Recensione: Fallen Dimension
Bisogna dare atto ai Rexoria del fatto che, nel corso degli anni, hanno saputo migliorare costantemente; se, infatti, le basi di partenza dei primi due full-lengths erano solo sufficienti, già con il precedente “Imperial Dawn” avevano saputo farsi apprezzare non poco e c’è da essere certi che anche con questo nuovo album, intitolato “Fallen Dimension”, sapranno raccogliere consensi in giro tra i fans del power metal. Bisogna precisare che il gruppo svedese dei fratelli Gustavsson definisce il proprio sound come “Royal Metal”, in quanto caratterizzato da forza, eleganza e capacità di emozionare. Si potrà essere d’accordo con questa visione, come anche no, fatto sta che il power suonato dai Rexoria ricorda vagamente i White Skull, anche e soprattutto per la somiglianza dello stile canoro della cantante Frida Ohlin con quello della mitica Federica “Sister” De Boni, mentre la parte più melodica potrebbe far venire in mente i Temperance, fatti i dovuti paragoni per l’assenza di voci maschili. Che, a voler essere pignoli, in due pezzi di questo album ci sarebbero anche, dato che bisogna annoverare la presenza degli ospiti Mike Andersson dei Tungsten (nell’ottima “Dominion”) e di Johnny Gioeli (Axel Rudi Pell ed Hardline, nella conclusiva “Heart Of Sorrow”); proprio quest’ultima traccia è stata anche scelta per la realizzazione di un video.
Si tratta del primo lavoro in cui figura un bassista vero e proprio (in passato di questo strumento se ne occupava Jonas Gustavsson), individuato in Adam Nordquist, entrato nel gruppo due anni fa e che si fa anche sentire nitidamente in sottofondo.

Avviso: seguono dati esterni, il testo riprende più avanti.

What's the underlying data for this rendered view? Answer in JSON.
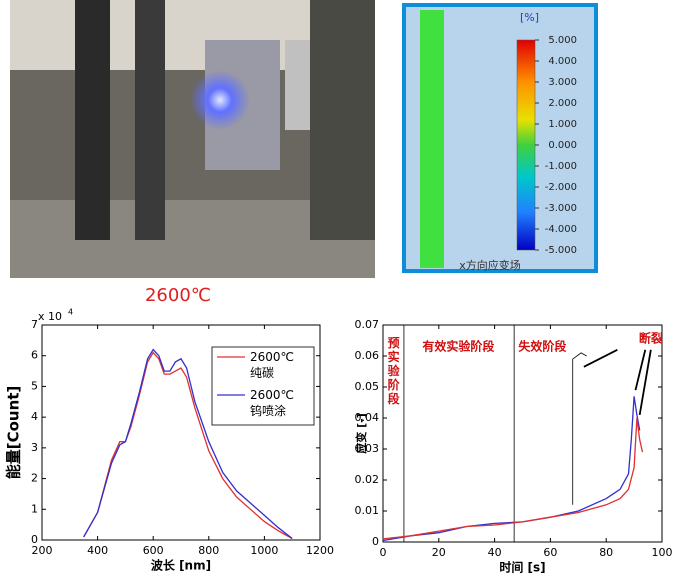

Come detto, l’album saprà farsi apprezzare tra i fans del power metal, grazie ad una certa orecchiabilità, ad una notevole attenzione per le melodie e ad una buona dose di potenza, esaltata dalla voce rauca e sporca della cantante che però dimostra di essere anche molto versatile e di saper avere anche un approccio molto più moderato, come ad esempio nella predetta “Heart Of Sorrow”, ballad romantica che chiude il disco. Pezzi di valore ne abbiamo parecchi; bisogna citare nuovamente “Dominion” (la traccia in cui c’è Mike Andersson), dato che obiettivamente è tra i migliori della tracklist, assieme all’accoppiata infuocata d’apertura “Metallic Rain” ed “Awakening”, ma anche le veloci “Malleus Maleficarum” e “Wasted Land”, nonché la ruffiana “Break The Wave”, altra canzone scelta per un videoclip. Quello che conta, soprattutto, è che non ci sono passi falsi o fillers che dir si voglia ed il songwriting si dimostra convincente ed efficace, anche per via di un minutaggio mai eccessivo. Non siamo ancora sui livelli di eccellenza dei grandi nomi del power metal internazionale, ma è indubbio che questo “Fallen Dimension” dei Rexoria è un album di livello qualitativo superiore alla media che si lascia ascoltare e riascoltare anche più volte molto piacevolmente, a patto di essere fans del power metal e di questo tipo di sonorità.